4. consider adding alternative anticoagulation...most commonly being direct thrombin inhibitors such as Lepirudin...especially if the thrombocytopenia is precipitous and obviously associated with new thrombosis. Some cases can mount a much slower antibody rise and be initially test-negative or borderline. And some mount an antibody response that does not seem functionally important clinically.

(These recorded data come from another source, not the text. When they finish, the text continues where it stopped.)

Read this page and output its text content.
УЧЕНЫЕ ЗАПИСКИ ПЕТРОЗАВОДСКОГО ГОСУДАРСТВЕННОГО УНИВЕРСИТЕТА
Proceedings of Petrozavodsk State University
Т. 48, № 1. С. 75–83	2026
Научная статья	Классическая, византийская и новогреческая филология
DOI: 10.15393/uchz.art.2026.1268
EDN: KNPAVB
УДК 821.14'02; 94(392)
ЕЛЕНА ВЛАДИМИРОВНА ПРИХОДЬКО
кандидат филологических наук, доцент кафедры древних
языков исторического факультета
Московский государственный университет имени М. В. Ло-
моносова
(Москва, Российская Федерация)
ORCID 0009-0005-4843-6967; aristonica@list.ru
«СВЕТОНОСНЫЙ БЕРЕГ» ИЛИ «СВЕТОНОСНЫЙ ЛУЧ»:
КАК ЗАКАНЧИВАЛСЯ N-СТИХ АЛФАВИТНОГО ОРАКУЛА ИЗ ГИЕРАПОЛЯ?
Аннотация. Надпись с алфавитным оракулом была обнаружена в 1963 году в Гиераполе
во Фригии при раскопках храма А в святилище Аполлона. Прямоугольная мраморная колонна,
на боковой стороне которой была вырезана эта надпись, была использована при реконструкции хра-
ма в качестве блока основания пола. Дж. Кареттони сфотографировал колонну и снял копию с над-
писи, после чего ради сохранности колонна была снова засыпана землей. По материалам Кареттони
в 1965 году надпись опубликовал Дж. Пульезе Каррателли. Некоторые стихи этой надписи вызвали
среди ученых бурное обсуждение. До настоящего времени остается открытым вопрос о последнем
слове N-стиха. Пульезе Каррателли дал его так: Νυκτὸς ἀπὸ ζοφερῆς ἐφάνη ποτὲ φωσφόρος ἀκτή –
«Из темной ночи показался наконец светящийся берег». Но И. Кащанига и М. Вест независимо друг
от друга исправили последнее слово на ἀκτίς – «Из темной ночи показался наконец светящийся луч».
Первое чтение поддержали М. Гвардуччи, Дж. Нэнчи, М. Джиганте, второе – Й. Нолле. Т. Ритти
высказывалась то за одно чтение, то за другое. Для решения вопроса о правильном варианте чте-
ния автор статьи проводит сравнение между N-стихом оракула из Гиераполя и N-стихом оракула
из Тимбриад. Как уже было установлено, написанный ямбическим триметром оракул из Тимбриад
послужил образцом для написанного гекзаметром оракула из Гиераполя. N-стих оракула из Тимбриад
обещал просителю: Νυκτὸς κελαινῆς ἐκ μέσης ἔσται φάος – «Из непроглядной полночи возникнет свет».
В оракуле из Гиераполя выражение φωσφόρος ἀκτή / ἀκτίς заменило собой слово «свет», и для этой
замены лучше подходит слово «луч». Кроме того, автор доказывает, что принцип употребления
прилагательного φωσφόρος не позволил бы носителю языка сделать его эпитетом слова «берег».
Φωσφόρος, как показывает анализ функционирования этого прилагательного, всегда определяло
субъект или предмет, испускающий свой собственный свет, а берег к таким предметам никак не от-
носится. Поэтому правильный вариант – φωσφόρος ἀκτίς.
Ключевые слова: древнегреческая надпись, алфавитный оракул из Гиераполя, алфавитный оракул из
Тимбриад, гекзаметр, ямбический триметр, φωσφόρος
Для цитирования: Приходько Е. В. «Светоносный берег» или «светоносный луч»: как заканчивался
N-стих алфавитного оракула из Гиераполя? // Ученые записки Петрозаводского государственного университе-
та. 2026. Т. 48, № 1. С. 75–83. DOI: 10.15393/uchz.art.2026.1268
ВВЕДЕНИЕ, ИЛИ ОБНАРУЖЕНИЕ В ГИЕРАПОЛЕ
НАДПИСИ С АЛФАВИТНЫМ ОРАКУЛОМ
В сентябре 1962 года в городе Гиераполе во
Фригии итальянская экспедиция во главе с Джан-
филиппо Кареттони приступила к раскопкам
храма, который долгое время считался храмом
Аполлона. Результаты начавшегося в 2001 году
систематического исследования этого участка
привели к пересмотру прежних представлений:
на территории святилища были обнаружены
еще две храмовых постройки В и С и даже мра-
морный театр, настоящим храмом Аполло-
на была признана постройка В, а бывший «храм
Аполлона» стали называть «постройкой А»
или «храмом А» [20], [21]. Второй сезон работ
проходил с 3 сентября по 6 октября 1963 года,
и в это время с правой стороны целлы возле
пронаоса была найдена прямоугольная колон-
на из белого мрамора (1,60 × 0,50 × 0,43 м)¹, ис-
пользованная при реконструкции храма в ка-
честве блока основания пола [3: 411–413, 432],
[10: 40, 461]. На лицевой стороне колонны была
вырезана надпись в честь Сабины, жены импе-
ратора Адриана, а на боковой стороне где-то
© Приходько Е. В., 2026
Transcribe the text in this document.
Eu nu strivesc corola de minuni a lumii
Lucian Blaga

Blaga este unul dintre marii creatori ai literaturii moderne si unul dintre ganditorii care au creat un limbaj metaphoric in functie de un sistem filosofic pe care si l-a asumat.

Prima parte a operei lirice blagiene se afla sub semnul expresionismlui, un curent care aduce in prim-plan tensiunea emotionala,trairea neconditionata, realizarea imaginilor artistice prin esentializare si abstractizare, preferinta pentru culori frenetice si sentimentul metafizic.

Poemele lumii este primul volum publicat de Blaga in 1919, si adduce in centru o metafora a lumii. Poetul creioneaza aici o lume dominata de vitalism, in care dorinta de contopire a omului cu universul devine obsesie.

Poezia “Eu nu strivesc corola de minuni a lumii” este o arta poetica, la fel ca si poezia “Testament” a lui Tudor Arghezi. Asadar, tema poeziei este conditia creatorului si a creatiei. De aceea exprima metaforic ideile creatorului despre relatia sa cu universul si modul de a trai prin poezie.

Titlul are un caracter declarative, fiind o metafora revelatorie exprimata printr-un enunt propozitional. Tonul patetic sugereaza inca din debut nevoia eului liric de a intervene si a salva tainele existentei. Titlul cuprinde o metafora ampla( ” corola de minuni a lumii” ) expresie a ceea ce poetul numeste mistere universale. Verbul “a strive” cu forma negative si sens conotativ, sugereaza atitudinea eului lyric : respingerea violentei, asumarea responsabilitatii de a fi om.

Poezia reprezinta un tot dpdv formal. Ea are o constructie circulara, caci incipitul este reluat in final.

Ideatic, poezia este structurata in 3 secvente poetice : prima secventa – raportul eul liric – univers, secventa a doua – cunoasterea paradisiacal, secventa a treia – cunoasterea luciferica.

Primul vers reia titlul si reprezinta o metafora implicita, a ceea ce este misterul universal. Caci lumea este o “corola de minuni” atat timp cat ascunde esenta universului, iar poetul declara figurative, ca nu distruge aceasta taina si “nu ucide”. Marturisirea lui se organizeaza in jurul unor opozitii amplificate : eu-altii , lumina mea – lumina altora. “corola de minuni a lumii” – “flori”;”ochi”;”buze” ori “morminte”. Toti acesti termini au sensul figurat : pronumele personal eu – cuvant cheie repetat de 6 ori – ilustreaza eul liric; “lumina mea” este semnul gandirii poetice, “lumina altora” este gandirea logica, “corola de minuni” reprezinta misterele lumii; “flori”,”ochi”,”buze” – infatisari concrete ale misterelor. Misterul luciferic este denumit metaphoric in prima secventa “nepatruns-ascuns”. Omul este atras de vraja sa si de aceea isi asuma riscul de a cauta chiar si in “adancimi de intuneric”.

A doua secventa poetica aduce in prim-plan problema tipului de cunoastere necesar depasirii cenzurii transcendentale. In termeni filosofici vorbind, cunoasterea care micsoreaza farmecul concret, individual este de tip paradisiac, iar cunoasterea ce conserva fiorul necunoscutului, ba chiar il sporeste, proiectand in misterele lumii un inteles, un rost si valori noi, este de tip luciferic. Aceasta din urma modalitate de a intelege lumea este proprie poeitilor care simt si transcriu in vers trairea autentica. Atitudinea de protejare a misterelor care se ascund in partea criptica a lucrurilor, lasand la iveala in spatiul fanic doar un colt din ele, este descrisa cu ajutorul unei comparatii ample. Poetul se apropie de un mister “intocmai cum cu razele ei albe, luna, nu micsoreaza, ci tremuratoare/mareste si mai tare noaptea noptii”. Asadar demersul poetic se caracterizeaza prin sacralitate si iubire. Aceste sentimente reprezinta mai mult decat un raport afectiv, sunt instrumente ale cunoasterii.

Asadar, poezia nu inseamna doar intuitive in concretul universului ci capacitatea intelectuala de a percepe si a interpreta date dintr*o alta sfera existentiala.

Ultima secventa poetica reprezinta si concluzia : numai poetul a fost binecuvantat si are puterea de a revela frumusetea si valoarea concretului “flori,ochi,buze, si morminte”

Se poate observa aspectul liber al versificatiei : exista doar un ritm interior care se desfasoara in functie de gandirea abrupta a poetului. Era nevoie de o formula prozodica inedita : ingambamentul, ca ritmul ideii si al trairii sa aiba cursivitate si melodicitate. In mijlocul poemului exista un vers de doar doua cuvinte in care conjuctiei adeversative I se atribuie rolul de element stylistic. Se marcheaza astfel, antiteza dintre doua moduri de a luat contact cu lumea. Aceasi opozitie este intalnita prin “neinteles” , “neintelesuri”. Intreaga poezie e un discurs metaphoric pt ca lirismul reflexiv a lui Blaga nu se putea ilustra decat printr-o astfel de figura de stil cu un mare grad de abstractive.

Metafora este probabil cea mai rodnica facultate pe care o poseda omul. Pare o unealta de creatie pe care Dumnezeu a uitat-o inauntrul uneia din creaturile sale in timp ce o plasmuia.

On site availability of this test allows rapid differentiation of thrombocytopenic onset of dangerous HIT-II from innocuous HIT-I and other thrombocytopenias.

SUMMARY:

HIT-II is due to an antibody (usually an IgG) that recognizes heparin bound to platelet factor 4 (PF4) on the platelet surface. The antibody binds to the heparin/PF4 complex (H-PF4), which then allows the antibody to also bind the Fc (gamma) IIc receptor on the platelet membrane (as well as on monocytes and endothelial cells).¹⁴ It is "anti-h/pf4 antibody" interaction with the Fc receptor that activates the platelet, resulting in immune-type platelet loss (thrombocytopenia) and platelet aggregation (thrombosis). When thrombosis is manifest, the patient has HITT (heparin induced thrombocytopenia with thrombosis) or HITTS (heparin induced thrombocytopenia with thrombosis syndrome) . A minority of cases of HIT may involve an antigen other than the PF4-heparin complex (and, therefore, another platelet activating antibody).¹⁵

At this time, we do not have a functional test to follow up a positive antibody to see if the antibody is actually what is affecting the patient's platelet count.

References:

1. MGH website, lab med. handbook. (for references 14 & 15).
2. Breddin HK, "Introduction: Is Heparin-induced Thrombocytopenia Still a Medical Problem?", 2004.
3. Armstrong WR, memo to LMC physicians. Dec. 2004 & Jan. 2005; & 18 April 2005 note & various personal communications.
4. Breddin HK, "Is Heparin-induced Thrombocytopenia Still a Medical Problem?". Heparin-induced Thrombocytopenia and Beyond, 18 July 2003 Suppl. to Thrombosis & Hemostasis (journal...WRA).